So unterstützen Sie Ihren Teenager bei einer Essstörung
Praktische Schritte und Strategien für Eltern, um ihr Kind mit einer Essstörung einfühlsam zu begleiten.
- Erste Schritte nach der Erkennung. Suchen Sie sofort professionelle Hilfe bei einem Arzt oder Therapeuten, der auf Essstörungen spezialisiert ist. Führen Sie ein ruhiges, privates Gespräch mit Ihrem Kind - wählen Sie einen entspannten Moment ohne Ablenkungen. Vermeiden Sie Vorwürfe oder Schuldzuweisungen. Sagen Sie stattdessen: 'Mir ist aufgefallen, dass du dir Sorgen um das Essen machst, und ich möchte dir helfen.' Hören Sie aktiv zu und zeigen Sie Verständnis für ihre Gefühle, auch wenn Sie das Verhalten nicht verstehen.
- Eine unterstützende Umgebung schaffen. Entfernen Sie Waagen aus dem Haus oder machen Sie sie unzugänglich. Vermeiden Sie Gespräche über Gewicht, Kalorien oder Diäten bei Ihrem Kind oder anderen Familienmitgliedern. Etablieren Sie regelmäßige, entspannte Familienmahlzeiten ohne Ablenkungen wie Fernsehen oder Handy. Konzentrieren Sie sich auf positive Eigenschaften Ihres Kindes, die nichts mit dem Aussehen zu tun haben. Schaffen Sie einen sicheren Raum, in dem Ihr Kind über seine Ängste und Sorgen sprechen kann, ohne beurteilt zu werden.

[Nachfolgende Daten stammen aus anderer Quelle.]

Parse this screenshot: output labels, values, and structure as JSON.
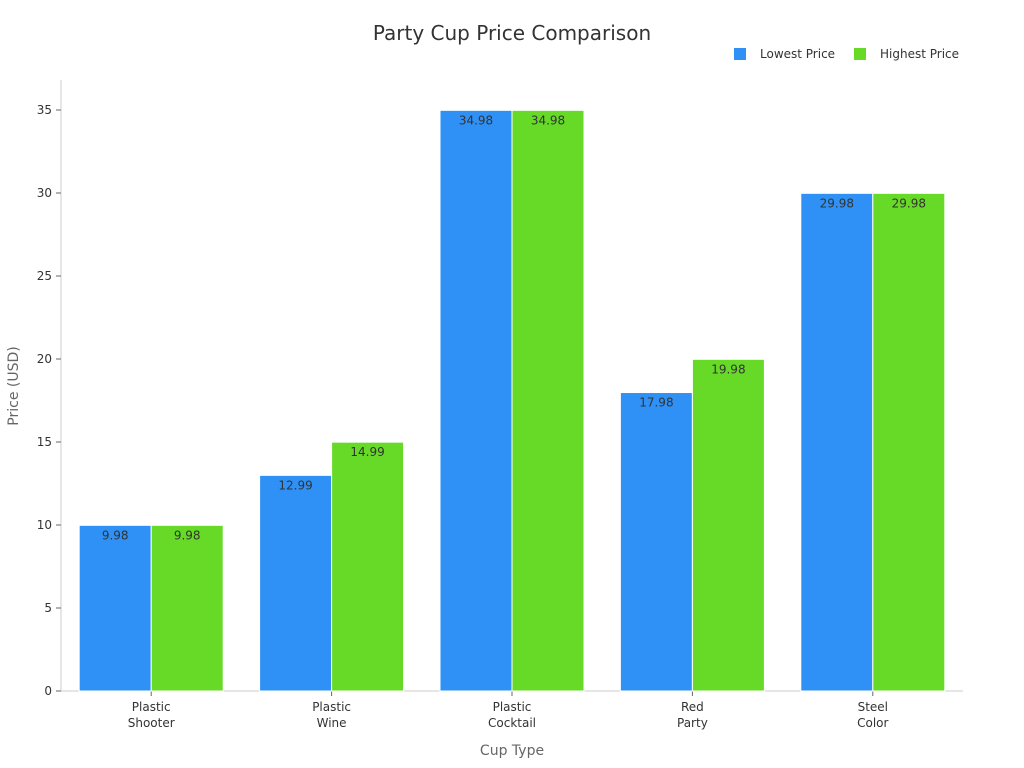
{
  "chart_data": {
    "type": "bar",
    "title": "Party Cup Price Comparison",
    "xlabel": "Cup Type",
    "ylabel": "Price (USD)",
    "categories": [
      [
        "Plastic",
        "Shooter"
      ],
      [
        "Plastic",
        "Wine"
      ],
      [
        "Plastic",
        "Cocktail"
      ],
      [
        "Red",
        "Party"
      ],
      [
        "Steel",
        "Color"
      ]
    ],
    "series": [
      {
        "name": "Lowest Price",
        "color": "#2f91f5",
        "values": [
          9.98,
          12.99,
          34.98,
          17.98,
          29.98
        ]
      },
      {
        "name": "Highest Price",
        "color": "#66da26",
        "values": [
          9.98,
          14.99,
          34.98,
          19.98,
          29.98
        ]
      }
    ],
    "ylim": [
      0,
      35
    ],
    "yticks": [
      0,
      5,
      10,
      15,
      20,
      25,
      30,
      35
    ],
    "grid": false,
    "legend_position": "top-right",
    "data_labels": true
  }
}
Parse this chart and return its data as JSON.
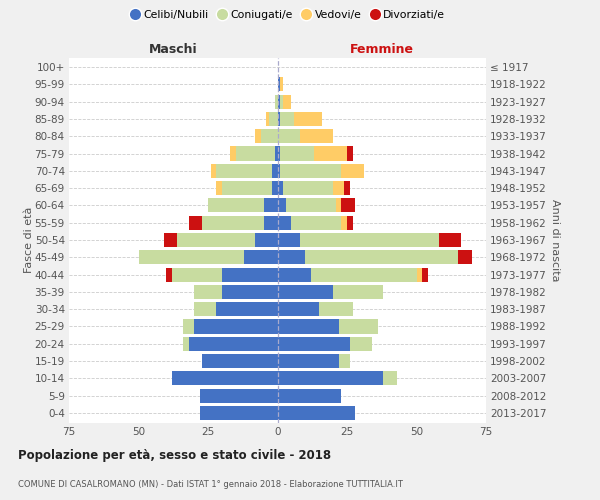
{
  "age_groups": [
    "0-4",
    "5-9",
    "10-14",
    "15-19",
    "20-24",
    "25-29",
    "30-34",
    "35-39",
    "40-44",
    "45-49",
    "50-54",
    "55-59",
    "60-64",
    "65-69",
    "70-74",
    "75-79",
    "80-84",
    "85-89",
    "90-94",
    "95-99",
    "100+"
  ],
  "birth_years": [
    "2013-2017",
    "2008-2012",
    "2003-2007",
    "1998-2002",
    "1993-1997",
    "1988-1992",
    "1983-1987",
    "1978-1982",
    "1973-1977",
    "1968-1972",
    "1963-1967",
    "1958-1962",
    "1953-1957",
    "1948-1952",
    "1943-1947",
    "1938-1942",
    "1933-1937",
    "1928-1932",
    "1923-1927",
    "1918-1922",
    "≤ 1917"
  ],
  "males": {
    "celibi": [
      28,
      28,
      38,
      27,
      32,
      30,
      22,
      20,
      20,
      12,
      8,
      5,
      5,
      2,
      2,
      1,
      0,
      0,
      0,
      0,
      0
    ],
    "coniugati": [
      0,
      0,
      0,
      0,
      2,
      4,
      8,
      10,
      18,
      38,
      28,
      22,
      20,
      18,
      20,
      14,
      6,
      3,
      1,
      0,
      0
    ],
    "vedovi": [
      0,
      0,
      0,
      0,
      0,
      0,
      0,
      0,
      0,
      0,
      0,
      0,
      0,
      2,
      2,
      2,
      2,
      1,
      0,
      0,
      0
    ],
    "divorziati": [
      0,
      0,
      0,
      0,
      0,
      0,
      0,
      0,
      2,
      0,
      5,
      5,
      0,
      0,
      0,
      0,
      0,
      0,
      0,
      0,
      0
    ]
  },
  "females": {
    "nubili": [
      28,
      23,
      38,
      22,
      26,
      22,
      15,
      20,
      12,
      10,
      8,
      5,
      3,
      2,
      1,
      1,
      0,
      1,
      1,
      1,
      0
    ],
    "coniugate": [
      0,
      0,
      5,
      4,
      8,
      14,
      12,
      18,
      38,
      55,
      50,
      18,
      18,
      18,
      22,
      12,
      8,
      5,
      1,
      0,
      0
    ],
    "vedove": [
      0,
      0,
      0,
      0,
      0,
      0,
      0,
      0,
      2,
      0,
      0,
      2,
      2,
      4,
      8,
      12,
      12,
      10,
      3,
      1,
      0
    ],
    "divorziate": [
      0,
      0,
      0,
      0,
      0,
      0,
      0,
      0,
      2,
      5,
      8,
      2,
      5,
      2,
      0,
      2,
      0,
      0,
      0,
      0,
      0
    ]
  },
  "colors": {
    "celibi": "#4472C4",
    "coniugati": "#C8DCA0",
    "vedovi": "#FFCC66",
    "divorziati": "#CC1111"
  },
  "title": "Popolazione per età, sesso e stato civile - 2018",
  "subtitle": "COMUNE DI CASALROMANO (MN) - Dati ISTAT 1° gennaio 2018 - Elaborazione TUTTITALIA.IT",
  "xlabel_left": "Maschi",
  "xlabel_right": "Femmine",
  "ylabel_left": "Fasce di età",
  "ylabel_right": "Anni di nascita",
  "xlim": 75,
  "legend_labels": [
    "Celibi/Nubili",
    "Coniugati/e",
    "Vedovi/e",
    "Divorziati/e"
  ],
  "bg_color": "#f0f0f0",
  "plot_bg_color": "#ffffff"
}
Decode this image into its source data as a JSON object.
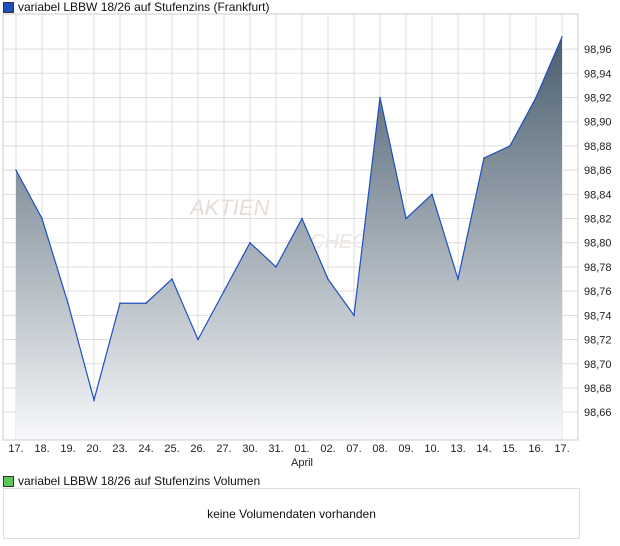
{
  "chart_data": {
    "type": "area",
    "title": "variabel LBBW 18/26 auf Stufenzins (Frankfurt)",
    "series_color": "#1f4fbf",
    "x": [
      "17.",
      "18.",
      "19.",
      "20.",
      "23.",
      "24.",
      "25.",
      "26.",
      "27.",
      "30.",
      "31.",
      "01.",
      "02.",
      "07.",
      "08.",
      "09.",
      "10.",
      "13.",
      "14.",
      "15.",
      "16.",
      "17."
    ],
    "x_sublabel": {
      "index": 11,
      "text": "April"
    },
    "values": [
      98.86,
      98.82,
      98.75,
      98.67,
      98.75,
      98.75,
      98.77,
      98.72,
      98.76,
      98.8,
      98.78,
      98.82,
      98.77,
      98.74,
      98.92,
      98.82,
      98.84,
      98.77,
      98.87,
      98.88,
      98.92,
      98.97
    ],
    "yticks": [
      "98,66",
      "98,68",
      "98,70",
      "98,72",
      "98,74",
      "98,76",
      "98,78",
      "98,80",
      "98,82",
      "98,84",
      "98,86",
      "98,88",
      "98,90",
      "98,92",
      "98,94",
      "98,96"
    ],
    "ylim": [
      98.637,
      98.989
    ],
    "grid": true,
    "legend": "top-left"
  },
  "volume": {
    "legend": "variabel LBBW 18/26 auf Stufenzins Volumen",
    "legend_color": "#5cc85c",
    "message": "keine Volumendaten vorhanden"
  }
}
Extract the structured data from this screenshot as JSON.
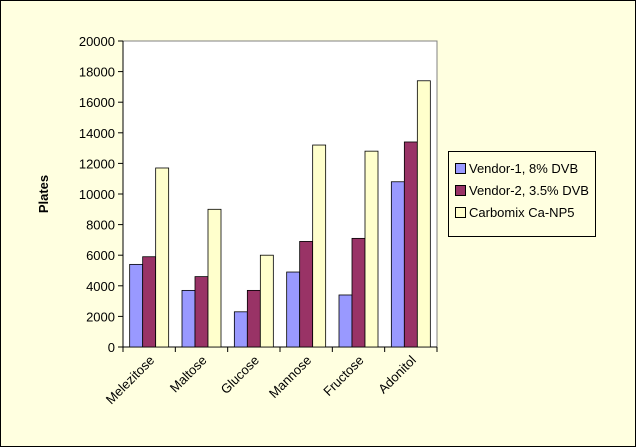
{
  "chart_data": {
    "type": "bar",
    "title": "",
    "xlabel": "",
    "ylabel": "Plates",
    "ylim": [
      0,
      20000
    ],
    "yticks": [
      0,
      2000,
      4000,
      6000,
      8000,
      10000,
      12000,
      14000,
      16000,
      18000,
      20000
    ],
    "grid": false,
    "legend_position": "right",
    "categories": [
      "Melezitose",
      "Maltose",
      "Glucose",
      "Mannose",
      "Fructose",
      "Adonitol"
    ],
    "series": [
      {
        "name": "Vendor-1, 8% DVB",
        "color": "#9999ff",
        "values": [
          5400,
          3700,
          2300,
          4900,
          3400,
          10800
        ]
      },
      {
        "name": "Vendor-2, 3.5% DVB",
        "color": "#993366",
        "values": [
          5900,
          4600,
          3700,
          6900,
          7100,
          13400
        ]
      },
      {
        "name": "Carbomix Ca-NP5",
        "color": "#ffffcc",
        "values": [
          11700,
          9000,
          6000,
          13200,
          12800,
          17400
        ]
      }
    ]
  }
}
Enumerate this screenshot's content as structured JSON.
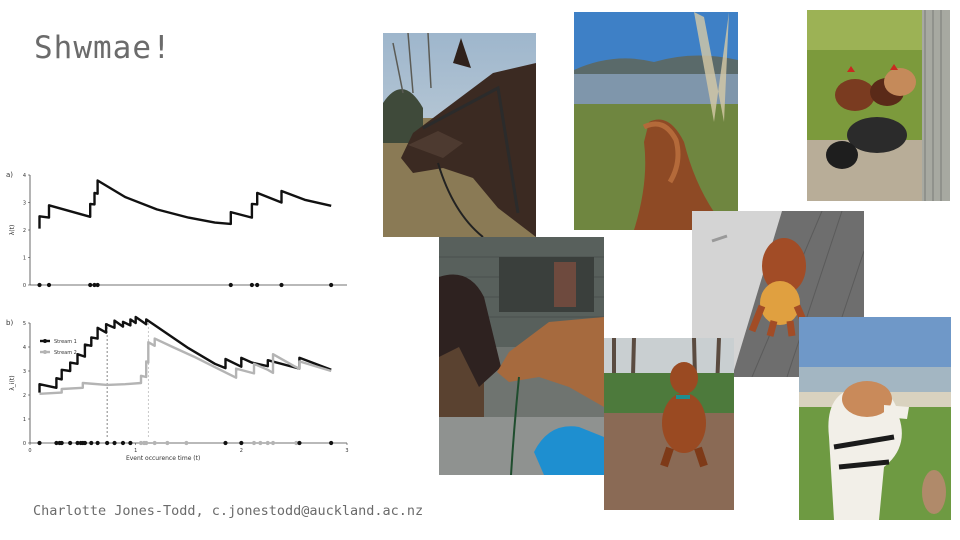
{
  "slide": {
    "title": "Shwmae!",
    "credit": "Charlotte Jones-Todd, c.jonestodd@auckland.ac.nz"
  },
  "photos": [
    "horse-portrait",
    "lake-view-with-horse-mane",
    "chickens-on-tyre",
    "horses-nuzzling-at-stable",
    "dog-on-wooden-floor",
    "dog-sitting-in-forest",
    "dog-on-beach-grass"
  ],
  "chart_data": [
    {
      "type": "line",
      "panel_label": "a)",
      "ylabel": "λ(t)",
      "ylim": [
        0,
        4
      ],
      "yticks": [
        "0",
        "1",
        "2",
        "3",
        "4"
      ],
      "xlim": [
        0,
        3
      ],
      "grid": false,
      "color": "#111111",
      "series": [
        {
          "values": [
            [
              0.09,
              2.05
            ],
            [
              0.09,
              2.5
            ],
            [
              0.18,
              2.45
            ],
            [
              0.18,
              2.9
            ],
            [
              0.57,
              2.48
            ],
            [
              0.57,
              2.95
            ],
            [
              0.61,
              2.93
            ],
            [
              0.61,
              3.35
            ],
            [
              0.64,
              3.32
            ],
            [
              0.64,
              3.8
            ],
            [
              0.9,
              3.2
            ],
            [
              1.2,
              2.75
            ],
            [
              1.5,
              2.45
            ],
            [
              1.75,
              2.27
            ],
            [
              1.9,
              2.22
            ],
            [
              1.9,
              2.65
            ],
            [
              2.1,
              2.45
            ],
            [
              2.1,
              2.95
            ],
            [
              2.15,
              2.93
            ],
            [
              2.15,
              3.35
            ],
            [
              2.38,
              3.0
            ],
            [
              2.38,
              3.42
            ],
            [
              2.6,
              3.1
            ],
            [
              2.85,
              2.88
            ]
          ]
        }
      ],
      "events": [
        0.09,
        0.18,
        0.57,
        0.61,
        0.64,
        1.9,
        2.1,
        2.15,
        2.38,
        2.85
      ]
    },
    {
      "type": "line",
      "panel_label": "b)",
      "ylabel": "λ_i(t)",
      "xlabel": "Event occurence time (t)",
      "ylim": [
        0,
        5
      ],
      "yticks": [
        "0",
        "1",
        "2",
        "3",
        "4",
        "5"
      ],
      "xlim": [
        0,
        3
      ],
      "xticks": [
        "0",
        "1",
        "2",
        "3"
      ],
      "grid": false,
      "legend_position": "top-left",
      "vlines": [
        0.73,
        1.12
      ],
      "series": [
        {
          "name": "Stream 1",
          "color": "#111111",
          "values": [
            [
              0.09,
              2.1
            ],
            [
              0.09,
              2.45
            ],
            [
              0.25,
              2.3
            ],
            [
              0.25,
              2.7
            ],
            [
              0.3,
              2.65
            ],
            [
              0.3,
              3.05
            ],
            [
              0.38,
              3.0
            ],
            [
              0.38,
              3.35
            ],
            [
              0.45,
              3.3
            ],
            [
              0.45,
              3.7
            ],
            [
              0.52,
              3.6
            ],
            [
              0.52,
              4.1
            ],
            [
              0.58,
              4.05
            ],
            [
              0.58,
              4.4
            ],
            [
              0.64,
              4.35
            ],
            [
              0.64,
              4.8
            ],
            [
              0.72,
              4.6
            ],
            [
              0.72,
              4.95
            ],
            [
              0.8,
              4.8
            ],
            [
              0.8,
              5.1
            ],
            [
              0.88,
              4.85
            ],
            [
              0.88,
              5.05
            ],
            [
              0.95,
              4.9
            ],
            [
              0.95,
              5.15
            ],
            [
              1.0,
              5.0
            ],
            [
              1.0,
              5.25
            ],
            [
              1.1,
              4.95
            ],
            [
              1.1,
              5.15
            ],
            [
              1.5,
              3.95
            ],
            [
              1.75,
              3.3
            ],
            [
              1.85,
              3.12
            ],
            [
              1.85,
              3.5
            ],
            [
              2.0,
              3.18
            ],
            [
              2.0,
              3.55
            ],
            [
              2.1,
              3.35
            ],
            [
              2.25,
              3.2
            ],
            [
              2.25,
              3.45
            ],
            [
              2.55,
              3.1
            ],
            [
              2.55,
              3.55
            ],
            [
              2.85,
              3.05
            ]
          ]
        },
        {
          "name": "Stream 2",
          "color": "#b4b4b4",
          "values": [
            [
              0.09,
              2.05
            ],
            [
              0.3,
              2.1
            ],
            [
              0.3,
              2.25
            ],
            [
              0.5,
              2.3
            ],
            [
              0.5,
              2.5
            ],
            [
              0.73,
              2.42
            ],
            [
              0.9,
              2.45
            ],
            [
              1.05,
              2.5
            ],
            [
              1.05,
              2.8
            ],
            [
              1.1,
              2.75
            ],
            [
              1.1,
              3.4
            ],
            [
              1.12,
              3.35
            ],
            [
              1.12,
              4.2
            ],
            [
              1.18,
              4.05
            ],
            [
              1.18,
              4.35
            ],
            [
              1.35,
              4.0
            ],
            [
              1.55,
              3.6
            ],
            [
              1.8,
              3.05
            ],
            [
              1.95,
              2.72
            ],
            [
              1.95,
              3.1
            ],
            [
              2.12,
              2.9
            ],
            [
              2.12,
              3.3
            ],
            [
              2.25,
              3.05
            ],
            [
              2.3,
              2.92
            ],
            [
              2.3,
              3.7
            ],
            [
              2.5,
              3.2
            ],
            [
              2.55,
              3.1
            ],
            [
              2.55,
              3.4
            ],
            [
              2.85,
              3.0
            ]
          ]
        }
      ],
      "events": [
        {
          "t": 0.09,
          "stream": 1
        },
        {
          "t": 0.25,
          "stream": 1
        },
        {
          "t": 0.28,
          "stream": 1
        },
        {
          "t": 0.3,
          "stream": 1
        },
        {
          "t": 0.38,
          "stream": 1
        },
        {
          "t": 0.45,
          "stream": 1
        },
        {
          "t": 0.48,
          "stream": 1
        },
        {
          "t": 0.5,
          "stream": 1
        },
        {
          "t": 0.52,
          "stream": 1
        },
        {
          "t": 0.58,
          "stream": 1
        },
        {
          "t": 0.64,
          "stream": 1
        },
        {
          "t": 0.73,
          "stream": 1
        },
        {
          "t": 0.8,
          "stream": 1
        },
        {
          "t": 0.88,
          "stream": 1
        },
        {
          "t": 0.95,
          "stream": 1
        },
        {
          "t": 1.05,
          "stream": 2
        },
        {
          "t": 1.08,
          "stream": 2
        },
        {
          "t": 1.1,
          "stream": 2
        },
        {
          "t": 1.18,
          "stream": 2
        },
        {
          "t": 1.3,
          "stream": 2
        },
        {
          "t": 1.48,
          "stream": 2
        },
        {
          "t": 1.85,
          "stream": 1
        },
        {
          "t": 2.0,
          "stream": 1
        },
        {
          "t": 2.12,
          "stream": 2
        },
        {
          "t": 2.18,
          "stream": 2
        },
        {
          "t": 2.25,
          "stream": 2
        },
        {
          "t": 2.3,
          "stream": 2
        },
        {
          "t": 2.52,
          "stream": 2
        },
        {
          "t": 2.55,
          "stream": 1
        },
        {
          "t": 2.85,
          "stream": 1
        }
      ]
    }
  ]
}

- Den Behandlungsplan unterstützen. Arbeiten Sie eng mit dem Behandlungsteam zusammen und befolgen Sie deren Anweisungen konsequent. Bei der Familientherapie oder beim begleiteten Essen kann Ihre Rolle entscheidend sein - seien Sie geduldig und unterstützend, auch wenn es schwierig wird. Informieren Sie sich über die spezifische Essstörung Ihres Kindes, um es besser verstehen zu können. Führen Sie ein Tagebuch über Fortschritte und Rückschläge, um diese mit dem Behandlungsteam zu besprechen. Seien Sie auf einen längeren Genesungsprozess vorbereitet - Heilung braucht Zeit.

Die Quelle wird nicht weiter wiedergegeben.